Kanal D’de Hakan Ural’a konuşan Soylu, HDP ve Demokratik Bölgeler Partisi’nin (DBP) PKK lideri Abdullah Öcalan’a uygulanan görüş yasağını protesto etmek için düzenlediği ‘Gemlik yürüyüşü’ için PKK’lı Duran Kalkan’ın talimat verdiğini öne sürmüştü: “Bundan bir ay önce Duran Kalkan bir talimat veriyor. Diyor ki Türkiye’nin her yerinden Apo’nun tecrit edildiğini protesto edebilmek için… Bir teröristin ne yapılması lazım? Bunun için 81 ilden Bursa Gemlik’e gideceksiniz ve burada bunu protesto edeceksiniz. Peki biz ne yaptık bu talimatı izledik. Tekirdağ merkezli bir operasyon yaptık. İstihbaratımız, terör birimlerimiz KCK tipi bir yapılanmayı tespit ettiler ve ciddi bir operasyon yaptılar. Bu operasyonda Gemlik yürüyüşündeki tüm kodları biz aldık. Türkiye’nin hiçbir yerinde adım attırılmadı. İstanbul Kadıköy’de milletvekilleri de Gemlik’e gitmek istiyordu.”
HDP ve DBP’li millevtekillerini kastederek “Bunlara milletvekili denmesine karşıyım” diyen Soylu, şöyle devam etmişti: “Bunlar PKK’nın dışında en ufak bir adım atamazlar. Pervin Buldan’a Murat Karayılan’ın gönderdiği bir kaset var. Bunlar esirler. Terör örgütünün esirleri, hem o ideolojiye sahipler ama kurtulmak isteseler de kurtulamazlar. Türkiye’deki birtakım meseleleri HDP üzerinden görmek cehalettir, aymazlıktır, ihanettir.”
Soylu’nun iddialarına HDP Eş Genel Başkanı Mithat Sancar tepki gösterdi.
BBC Türkçe’den Ayşe Sayın’ın aktardığına göre Meclis’te bir grup gazetecinin sorularını yanıtlayan Sancar, Soylu’nun HDP milletvekili ve yöneticilerine ‘iftira attığını’ söyledi.
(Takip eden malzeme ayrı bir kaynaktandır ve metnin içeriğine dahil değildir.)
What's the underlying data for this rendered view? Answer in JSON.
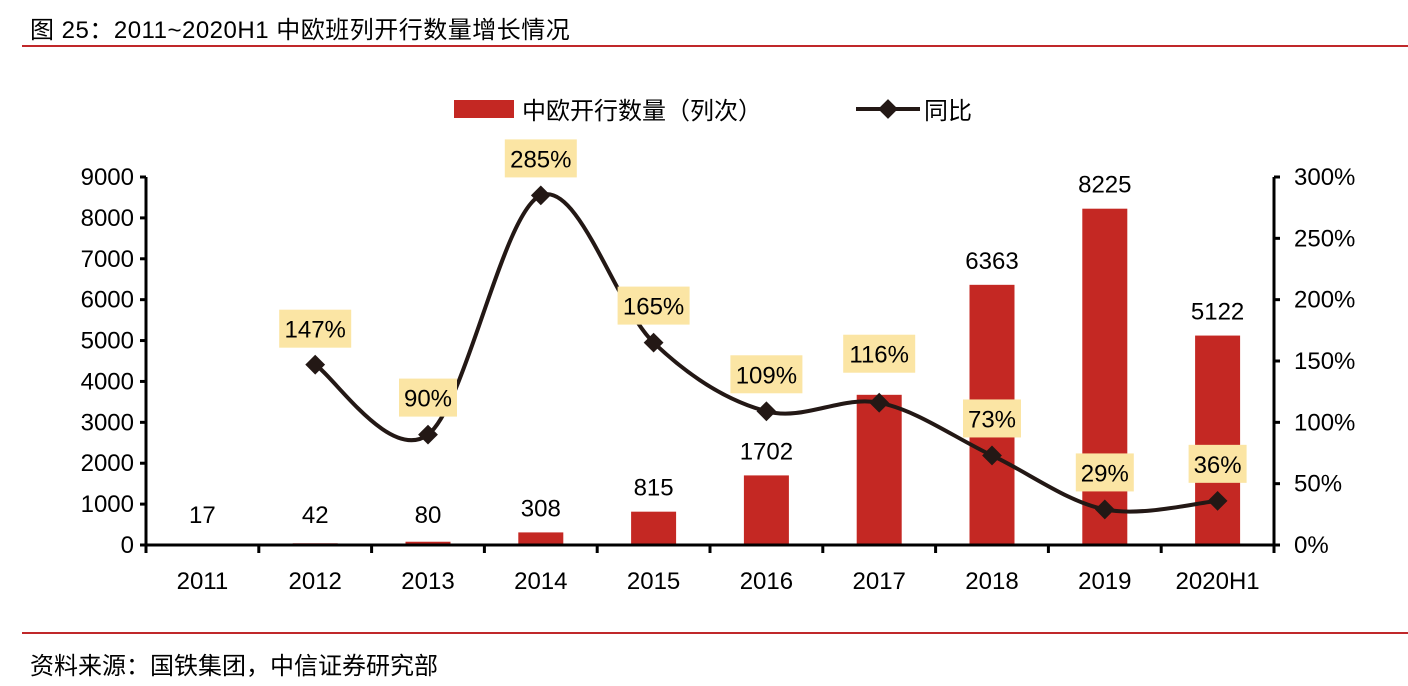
{
  "header": {
    "title": "图 25：2011~2020H1 中欧班列开行数量增长情况"
  },
  "footer": {
    "source": "资料来源：国铁集团，中信证券研究部"
  },
  "colors": {
    "bar": "#c42823",
    "line": "#231815",
    "label_bg": "#fbe5a4",
    "rule": "#c0282a"
  },
  "chart_data": {
    "type": "bar+line",
    "title": "图 25：2011~2020H1 中欧班列开行数量增长情况",
    "categories": [
      "2011",
      "2012",
      "2013",
      "2014",
      "2015",
      "2016",
      "2017",
      "2018",
      "2019",
      "2020H1"
    ],
    "series": [
      {
        "name": "中欧开行数量（列次）",
        "type": "bar",
        "axis": "left",
        "values": [
          17,
          42,
          80,
          308,
          815,
          1702,
          3673,
          6363,
          8225,
          5122
        ],
        "labels": [
          "17",
          "42",
          "80",
          "308",
          "815",
          "1702",
          "",
          "6363",
          "8225",
          "5122"
        ]
      },
      {
        "name": "同比",
        "type": "line",
        "axis": "right",
        "smooth": true,
        "marker": "diamond",
        "values": [
          null,
          147,
          90,
          285,
          165,
          109,
          116,
          73,
          29,
          36
        ],
        "labels": [
          "",
          "147%",
          "90%",
          "285%",
          "165%",
          "109%",
          "116%",
          "73%",
          "29%",
          "36%"
        ]
      }
    ],
    "y_left": {
      "min": 0,
      "max": 9000,
      "ticks": [
        "0",
        "1000",
        "2000",
        "3000",
        "4000",
        "5000",
        "6000",
        "7000",
        "8000",
        "9000"
      ]
    },
    "y_right": {
      "min": 0,
      "max": 300,
      "ticks": [
        "0%",
        "50%",
        "100%",
        "150%",
        "200%",
        "250%",
        "300%"
      ]
    },
    "legend": {
      "position": "top-center",
      "entries": [
        "中欧开行数量（列次）",
        "同比"
      ]
    },
    "grid": false
  }
}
Soylu’nun 21 Şubat 2021’de Gara operasyonu’yla ilgili Meclis’teki konuşmasında, ‘HDP’li bir milletvekilinin Gara’ya gittiği, daha sonra bu ismin Dilan Dirayet Taşdemir olduğunu’ açıkladığını anımsatan Sancar, Soylu’nun bu iddiasını kanıtlayamadığını belirtti: “Bu bir defa suç. İçişleri bakanı, elinde bir bilgi varken bunu açıklamıyorsa, suç delilini saklamak, suçtur.”
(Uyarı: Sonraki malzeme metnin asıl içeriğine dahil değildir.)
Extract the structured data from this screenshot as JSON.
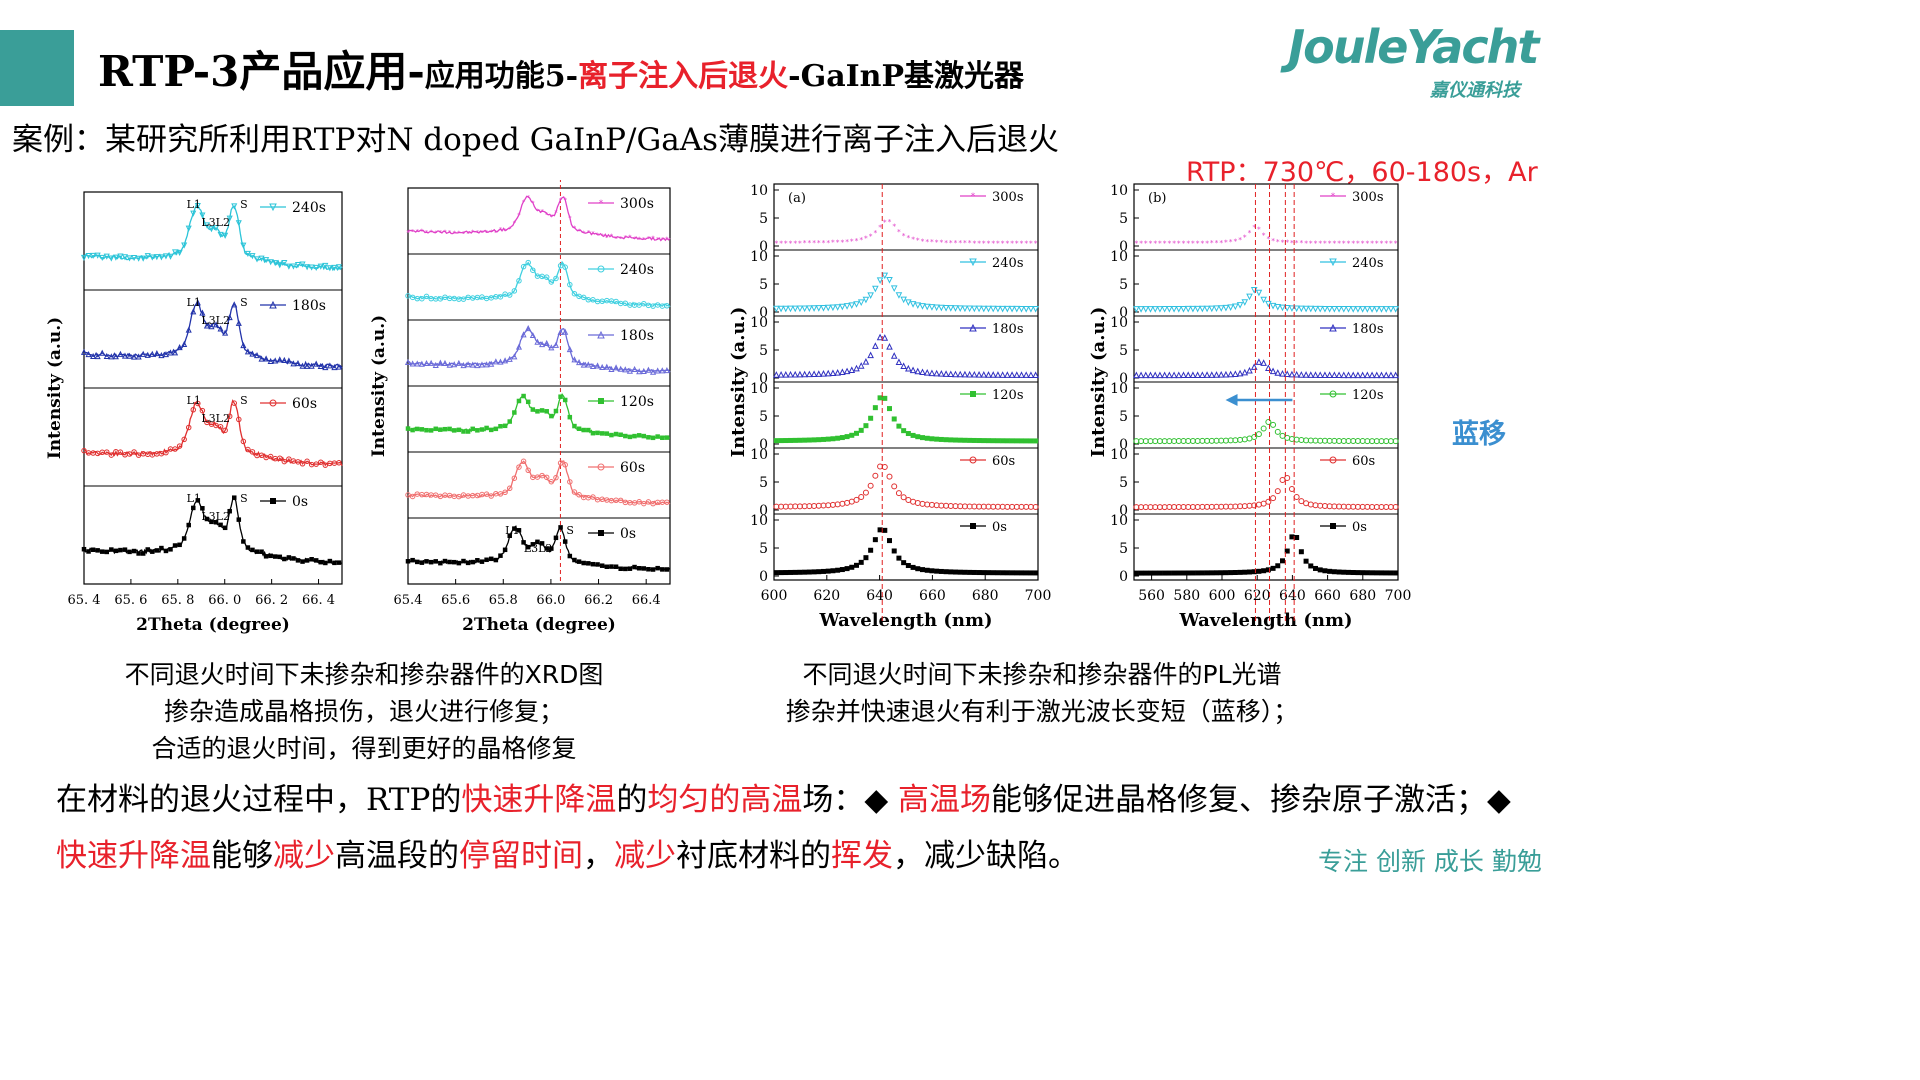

Soylu’nun ‘çözüm süreci’ndeki görüşmeler ve fotoğraflar üzerinden de Pervin Buldan’ı hedef aldığını söyleyen Sancar, şöyle devam etti: “Şimdi pek çok söylediği şeylerin neredeyse yalan olduğu ortaya çıkmış birinin, bugün eş başkanımızla ilgili böyle bir iddiasına kulak kabartacak kimse çıkarsa gerçekten kendilerinin de aynı suç ilişkilerinin ve aynı ağın tam bir parçası olduklarını rahatlıkla söyleyebiliriz. Soylu toplumu zehirleyen bir narko siyaset dili, tarzı kullanıyor.
Bugün yaptığı açıklamaya gelince, buyursun elinde ne varsa açıklasın. Kaset mi var, kamuoyuna açıklasın. Savcılıklara mı veriyor, versin. Ne gerekiyorsa onu yapsın. Öyle kuru sıkı şantajlarla ve açık iftiralarla herhangi bir sonuç elde edemez. Hele bizimle ilgili bu hesabını gerçekleştirmesi mümkün değil.”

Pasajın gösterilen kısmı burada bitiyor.